Я позвонил отцу из автобуса, когда тот трогался с от автостанции.
– Пап, я еду в Н-ск, объясню позже, – быстро сказал я, привлекая внимание окружающих меня пассажиров.
Ах, Лёля, Лёля… В смерть от меня сбежать хочешь… вон, что придумала… вон что… поэтому и отец был, и Стерх теперь… чтобы я не думал, не любил, не хотел опять тебя… Ах, ты Лёля… Думала успеть умереть до того, как я успею тебя спасти? Не выйдет, не дам я тебе. Я правильно разглядел это в тебе ещё летом, я увидел, тогда в тебе увидел, что ты смерть подзываешь к себе, подпустила её. Не можешь ты без меня… не можешь, Лёля, не ври… на что ты рассчитывала, глупая, что я разлюблю тебя? Что так буду ревновать, что отвращение пересилит притяжение? Зачем, Лёля? Ненависть, конечно, помогает жить, но ненависть не любовь, она не живит, она только душит…
Алёша удивил немного тем, что утром в субботу внезапно помчался в Н-ск, но я не обеспокоился, я знал, что наши все здоровы, родители работают, отец только с нового года бросил ночные дежурства. Так что поехал он по своим каким-то делам. А мы с Митей отправились гулять по окрестностям.
Сегодня потеплело немного, ветра не было, правда, дальше обещают метель и похолодание, так что мы пользуемся затишьем. Митя с восторгом катается с горки, которую мы нашли недалеко от дома в лесу. Я сам катаюсь с ним вместе, хохоча и валяясь в снегу как в двенадцать лет. Здесь мы с Митей одни и я могу позволить себе вести себя так, как хочу, не шокируя возможных зрителей.
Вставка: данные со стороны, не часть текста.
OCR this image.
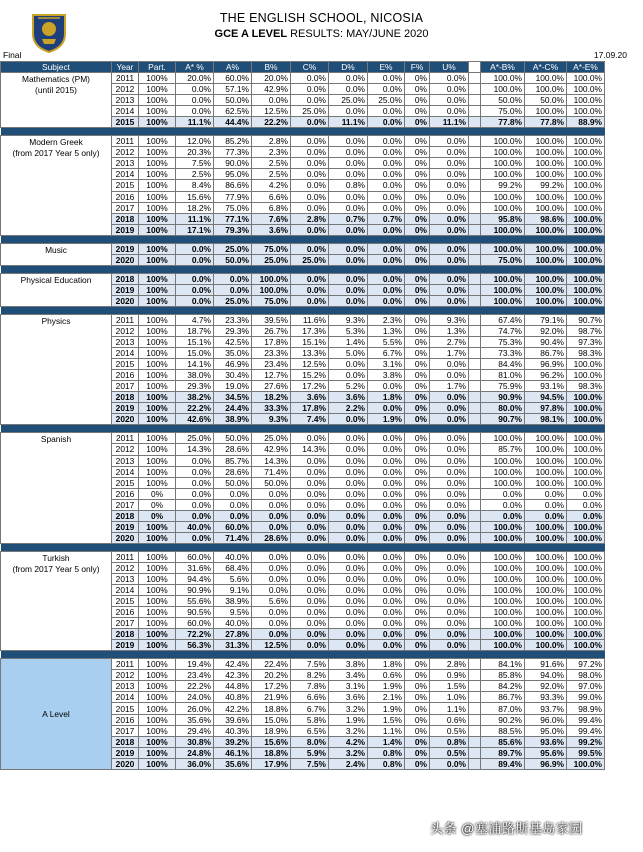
THE ENGLISH SCHOOL, NICOSIA
GCE A LEVEL RESULTS: MAY/JUNE 2020
Final	17.09.20
Subject	Year	Part.	A* %	A%	B%	C%	D%	E%	F%	U%		A*-B%	A*-C%	A*-E%
Mathematics (PM)
(until 2015)	2011	100%	20.0%	60.0%	20.0%	0.0%	0.0%	0.0%	0%	0.0%		100.0%	100.0%	100.0%
	2012	100%	0.0%	57.1%	42.9%	0.0%	0.0%	0.0%	0%	0.0%		100.0%	100.0%	100.0%
	2013	100%	0.0%	50.0%	0.0%	0.0%	25.0%	25.0%	0%	0.0%		50.0%	50.0%	100.0%
	2014	100%	0.0%	62.5%	12.5%	25.0%	0.0%	0.0%	0%	0.0%		75.0%	100.0%	100.0%
	2015	100%	11.1%	44.4%	22.2%	0.0%	11.1%	0.0%	0%	11.1%		77.8%	77.8%	88.9%

Modern Greek
(from 2017 Year 5 only)	2011	100%	12.0%	85.2%	2.8%	0.0%	0.0%	0.0%	0%	0.0%		100.0%	100.0%	100.0%
	2012	100%	20.3%	77.3%	2.3%	0.0%	0.0%	0.0%	0%	0.0%		100.0%	100.0%	100.0%
	2013	100%	7.5%	90.0%	2.5%	0.0%	0.0%	0.0%	0%	0.0%		100.0%	100.0%	100.0%
	2014	100%	2.5%	95.0%	2.5%	0.0%	0.0%	0.0%	0%	0.0%		100.0%	100.0%	100.0%
	2015	100%	8.4%	86.6%	4.2%	0.0%	0.8%	0.0%	0%	0.0%		99.2%	99.2%	100.0%
	2016	100%	15.6%	77.9%	6.6%	0.0%	0.0%	0.0%	0%	0.0%		100.0%	100.0%	100.0%
	2017	100%	18.2%	75.0%	6.8%	0.0%	0.0%	0.0%	0%	0.0%		100.0%	100.0%	100.0%
	2018	100%	11.1%	77.1%	7.6%	2.8%	0.7%	0.7%	0%	0.0%		95.8%	98.6%	100.0%
	2019	100%	17.1%	79.3%	3.6%	0.0%	0.0%	0.0%	0%	0.0%		100.0%	100.0%	100.0%

Music	2019	100%	0.0%	25.0%	75.0%	0.0%	0.0%	0.0%	0%	0.0%		100.0%	100.0%	100.0%
	2020	100%	0.0%	50.0%	25.0%	25.0%	0.0%	0.0%	0%	0.0%		75.0%	100.0%	100.0%

Physical Education	2018	100%	0.0%	0.0%	100.0%	0.0%	0.0%	0.0%	0%	0.0%		100.0%	100.0%	100.0%
	2019	100%	0.0%	0.0%	100.0%	0.0%	0.0%	0.0%	0%	0.0%		100.0%	100.0%	100.0%
	2020	100%	0.0%	25.0%	75.0%	0.0%	0.0%	0.0%	0%	0.0%		100.0%	100.0%	100.0%

Physics	2011	100%	4.7%	23.3%	39.5%	11.6%	9.3%	2.3%	0%	9.3%		67.4%	79.1%	90.7%
	2012	100%	18.7%	29.3%	26.7%	17.3%	5.3%	1.3%	0%	1.3%		74.7%	92.0%	98.7%
	2013	100%	15.1%	42.5%	17.8%	15.1%	1.4%	5.5%	0%	2.7%		75.3%	90.4%	97.3%
	2014	100%	15.0%	35.0%	23.3%	13.3%	5.0%	6.7%	0%	1.7%		73.3%	86.7%	98.3%
	2015	100%	14.1%	46.9%	23.4%	12.5%	0.0%	3.1%	0%	0.0%		84.4%	96.9%	100.0%
	2016	100%	38.0%	30.4%	12.7%	15.2%	0.0%	3.8%	0%	0.0%		81.0%	96.2%	100.0%
	2017	100%	29.3%	19.0%	27.6%	17.2%	5.2%	0.0%	0%	1.7%		75.9%	93.1%	98.3%
	2018	100%	38.2%	34.5%	18.2%	3.6%	3.6%	1.8%	0%	0.0%		90.9%	94.5%	100.0%
	2019	100%	22.2%	24.4%	33.3%	17.8%	2.2%	0.0%	0%	0.0%		80.0%	97.8%	100.0%
	2020	100%	42.6%	38.9%	9.3%	7.4%	0.0%	1.9%	0%	0.0%		90.7%	98.1%	100.0%

Spanish	2011	100%	25.0%	50.0%	25.0%	0.0%	0.0%	0.0%	0%	0.0%		100.0%	100.0%	100.0%
	2012	100%	14.3%	28.6%	42.9%	14.3%	0.0%	0.0%	0%	0.0%		85.7%	100.0%	100.0%
	2013	100%	0.0%	85.7%	14.3%	0.0%	0.0%	0.0%	0%	0.0%		100.0%	100.0%	100.0%
	2014	100%	0.0%	28.6%	71.4%	0.0%	0.0%	0.0%	0%	0.0%		100.0%	100.0%	100.0%
	2015	100%	0.0%	50.0%	50.0%	0.0%	0.0%	0.0%	0%	0.0%		100.0%	100.0%	100.0%
	2016	0%	0.0%	0.0%	0.0%	0.0%	0.0%	0.0%	0%	0.0%		0.0%	0.0%	0.0%
	2017	0%	0.0%	0.0%	0.0%	0.0%	0.0%	0.0%	0%	0.0%		0.0%	0.0%	0.0%
	2018	0%	0.0%	0.0%	0.0%	0.0%	0.0%	0.0%	0%	0.0%		0.0%	0.0%	0.0%
	2019	100%	40.0%	60.0%	0.0%	0.0%	0.0%	0.0%	0%	0.0%		100.0%	100.0%	100.0%
	2020	100%	0.0%	71.4%	28.6%	0.0%	0.0%	0.0%	0%	0.0%		100.0%	100.0%	100.0%

Turkish
(from 2017 Year 5 only)	2011	100%	60.0%	40.0%	0.0%	0.0%	0.0%	0.0%	0%	0.0%		100.0%	100.0%	100.0%
	2012	100%	31.6%	68.4%	0.0%	0.0%	0.0%	0.0%	0%	0.0%		100.0%	100.0%	100.0%
	2013	100%	94.4%	5.6%	0.0%	0.0%	0.0%	0.0%	0%	0.0%		100.0%	100.0%	100.0%
	2014	100%	90.9%	9.1%	0.0%	0.0%	0.0%	0.0%	0%	0.0%		100.0%	100.0%	100.0%
	2015	100%	55.6%	38.9%	5.6%	0.0%	0.0%	0.0%	0%	0.0%		100.0%	100.0%	100.0%
	2016	100%	90.5%	9.5%	0.0%	0.0%	0.0%	0.0%	0%	0.0%		100.0%	100.0%	100.0%
	2017	100%	60.0%	40.0%	0.0%	0.0%	0.0%	0.0%	0%	0.0%		100.0%	100.0%	100.0%
	2018	100%	72.2%	27.8%	0.0%	0.0%	0.0%	0.0%	0%	0.0%		100.0%	100.0%	100.0%
	2019	100%	56.3%	31.3%	12.5%	0.0%	0.0%	0.0%	0%	0.0%		100.0%	100.0%	100.0%

A Level	2011	100%	19.4%	42.4%	22.4%	7.5%	3.8%	1.8%	0%	2.8%		84.1%	91.6%	97.2%
	2012	100%	23.4%	42.3%	20.2%	8.2%	3.4%	0.6%	0%	0.9%		85.8%	94.0%	98.0%
	2013	100%	22.2%	44.8%	17.2%	7.8%	3.1%	1.9%	0%	1.5%		84.2%	92.0%	97.0%
	2014	100%	24.0%	40.8%	21.9%	6.6%	3.6%	2.1%	0%	1.0%		86.7%	93.3%	99.0%
	2015	100%	26.0%	42.2%	18.8%	6.7%	3.2%	1.9%	0%	1.1%		87.0%	93.7%	98.9%
	2016	100%	35.6%	39.6%	15.0%	5.8%	1.9%	1.5%	0%	0.6%		90.2%	96.0%	99.4%
	2017	100%	29.4%	40.3%	18.9%	6.5%	3.2%	1.1%	0%	0.5%		88.5%	95.0%	99.4%
	2018	100%	30.8%	39.2%	15.6%	8.0%	4.2%	1.4%	0%	0.8%		85.6%	93.6%	99.2%
	2019	100%	24.8%	46.1%	18.8%	5.9%	3.2%	0.8%	0%	0.5%		89.7%	95.6%	99.5%
	2020	100%	36.0%	35.6%	17.9%	7.5%	2.4%	0.8%	0%	0.0%		89.4%	96.9%	100.0%
头条 @塞浦路斯基岛家园
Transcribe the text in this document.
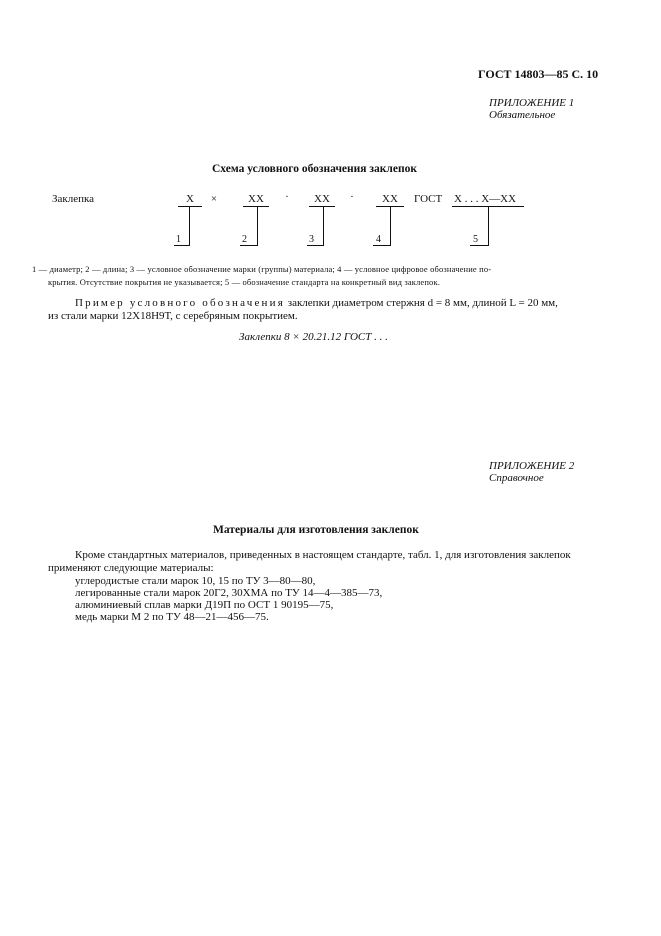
ГОСТ 14803—85 С. 10
ПРИЛОЖЕНИЕ 1
Обязательное
Схема условного обозначения заклепок
Заклепка	X
1
×	XX
2
·	XX
3
·	XX
4
ГОСТ X . . . X—XX
5
1 — диаметр; 2 — длина; 3 — условное обозначение марки (группы) материала; 4 — условное цифровое обозначение по-
крытия. Отсутствие покрытия не указывается; 5 — обозначение стандарта на конкретный вид заклепок.
Пример условного обозначения заклепки диаметром стержня d = 8 мм, длиной L = 20 мм,
из стали марки 12Х18Н9Т, с серебряным покрытием.
Заклепки 8 × 20.21.12 ГОСТ . . .
ПРИЛОЖЕНИЕ 2
Справочное
Материалы для изготовления заклепок
Кроме стандартных материалов, приведенных в настоящем стандарте, табл. 1, для изготовления заклепок
применяют следующие материалы:
углеродистые стали марок 10, 15 по ТУ 3—80—80,
легированные стали марок 20Г2, 30ХМА по ТУ 14—4—385—73,
алюминиевый сплав марки Д19П по ОСТ 1 90195—75,
медь марки М 2 по ТУ 48—21—456—75.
Вообще здесь, когда я на работе, в Новоспасском или в окрестностях нашего дома в Силантьеве, где нас уже знают, мы не можем вести себя, как вздумается, но, стоит углубиться в лес на десять шагов, и становишься абсолютно свободен, и можешь позволить себе всё. Вот я и позволяю с Митей быть его приятелем, а не дедом, как все считают, и не отцом, как чувствую я.